Reviews

The Gambler

Get Fyodor Dostoevsky, not renowned for his insouciance, to write a piece of Gogolesque whimsy and have Sergei Prokofiev, without a staggeringly successful record of operatic output, to compose a score that is second rate by his standards and you have The Gambler, now receiving its Royal Opera premiere.

Richard Jones would seem to be the perfect director for the work and he does his best with it. He worked wonders with Shostakovich’s Lady Macbeth of Mtsensk at Covent Garden but there the material was much more giving. Here, take his characteristic brightness, cartoon characters, ingenious foreshortened sets and throw in a performing seal (literally) and things still don’t spark off.

We know that Prokofiev was capable of descriptive music but here so much of the time what’s coming from the pit bears little relation to the action, such as it is. The first half plods horribly. Things pick up a bit in the second, culminating in the busyness of the roulette scene of Act 4, where the chorus comes into its own and the director can let rip. It’s almost enough to rescue the evening but not quite.

The problem seems to lie somewhere between the source material and what the composer did with it. Dostoevsky served as the basis for one great early twentieth century opera, in The House of the Dead, but composers have generally and advisedly steered clear. While the Janacek is predictably grim, with The Gambler the author seemed to be wandering into foreign territory, much more comfortably inhabited by Nikolai Gogol, and he simply doesn’t pull it off.

For all the welcome experimentation Prokofiev was doing with his score, things don’t sit easily and the mix of dragging text (made no easier by being sung here in English) and tuneless dirge, with just occasional hints of the magnificence the composer was capable of, does not make for an engaging evening.

Jones just doesn’t have the chance to show us his usual brilliance. Everything’s carried off with flare by a potentially brilliant cast but it all flies off in wrong directions like roulette balls failing to find their slot in the wheel.

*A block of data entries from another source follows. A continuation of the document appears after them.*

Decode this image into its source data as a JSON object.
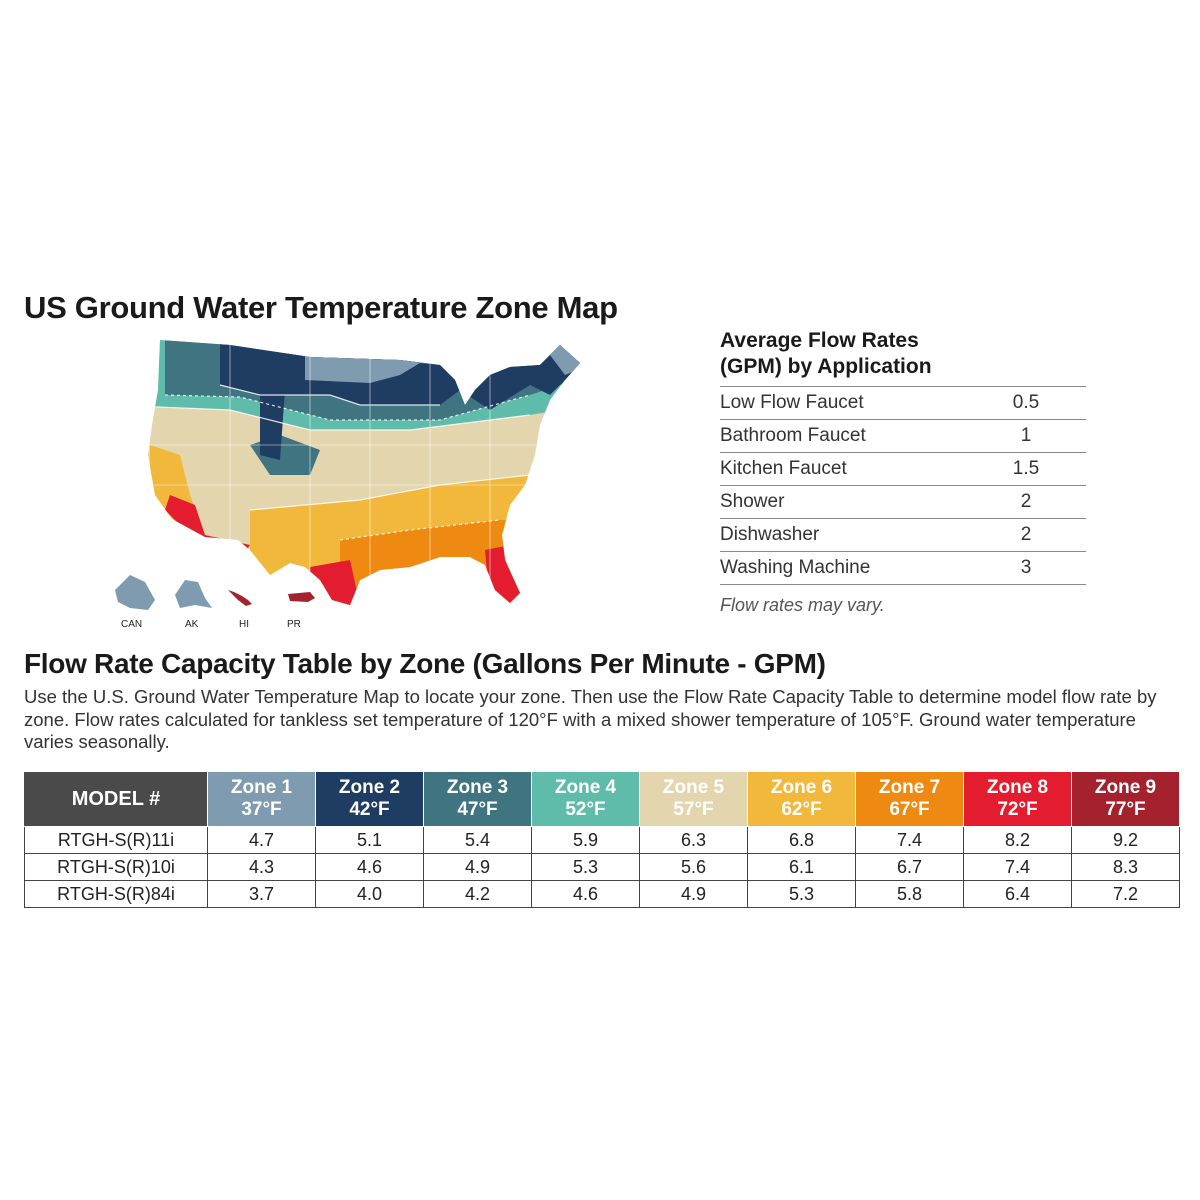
{
  "map": {
    "title": "US Ground Water Temperature Zone Map",
    "inset_labels": [
      "CAN",
      "AK",
      "HI",
      "PR"
    ]
  },
  "flow_rates": {
    "title_line1": "Average Flow Rates",
    "title_line2": "(GPM) by Application",
    "rows": [
      {
        "name": "Low Flow Faucet",
        "value": "0.5"
      },
      {
        "name": "Bathroom Faucet",
        "value": "1"
      },
      {
        "name": "Kitchen Faucet",
        "value": "1.5"
      },
      {
        "name": "Shower",
        "value": "2"
      },
      {
        "name": "Dishwasher",
        "value": "2"
      },
      {
        "name": "Washing Machine",
        "value": "3"
      }
    ],
    "note": "Flow rates may vary."
  },
  "capacity": {
    "title": "Flow Rate Capacity Table by Zone (Gallons Per Minute - GPM)",
    "description": "Use the U.S. Ground Water Temperature Map to locate your zone. Then use the Flow Rate Capacity Table to determine model flow rate by zone. Flow rates calculated for tankless set temperature of 120°F with a mixed shower temperature of 105°F. Ground water temperature varies seasonally.",
    "model_header": "MODEL #",
    "zones": [
      {
        "name": "Zone 1",
        "temp": "37°F",
        "color": "#7e9bb0"
      },
      {
        "name": "Zone 2",
        "temp": "42°F",
        "color": "#1f3c62"
      },
      {
        "name": "Zone 3",
        "temp": "47°F",
        "color": "#3f7480"
      },
      {
        "name": "Zone 4",
        "temp": "52°F",
        "color": "#5fbcab"
      },
      {
        "name": "Zone 5",
        "temp": "57°F",
        "color": "#e3d5ae"
      },
      {
        "name": "Zone 6",
        "temp": "62°F",
        "color": "#f2b83c"
      },
      {
        "name": "Zone 7",
        "temp": "67°F",
        "color": "#ee8a12"
      },
      {
        "name": "Zone 8",
        "temp": "72°F",
        "color": "#e31d2f"
      },
      {
        "name": "Zone 9",
        "temp": "77°F",
        "color": "#a4222d"
      }
    ],
    "rows": [
      {
        "model": "RTGH-S(R)11i",
        "values": [
          "4.7",
          "5.1",
          "5.4",
          "5.9",
          "6.3",
          "6.8",
          "7.4",
          "8.2",
          "9.2"
        ]
      },
      {
        "model": "RTGH-S(R)10i",
        "values": [
          "4.3",
          "4.6",
          "4.9",
          "5.3",
          "5.6",
          "6.1",
          "6.7",
          "7.4",
          "8.3"
        ]
      },
      {
        "model": "RTGH-S(R)84i",
        "values": [
          "3.7",
          "4.0",
          "4.2",
          "4.6",
          "4.9",
          "5.3",
          "5.8",
          "6.4",
          "7.2"
        ]
      }
    ]
  }
}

I’d always choose an unknown opera, whatever the quality of writing, over yet another revival of one of the 100 or so works of the standard repertoire, but this one seems an awful waste of the talents of Roberto Saccà, Angela Denoke, John Tomlinson, Kurt Streit, Mark Stone, Susan Bickley, Antonio Pappano and Richard Jones, to name a few. It couldn’t have been given a better opportunity to shine but I can’t see it sticking around beyond this run.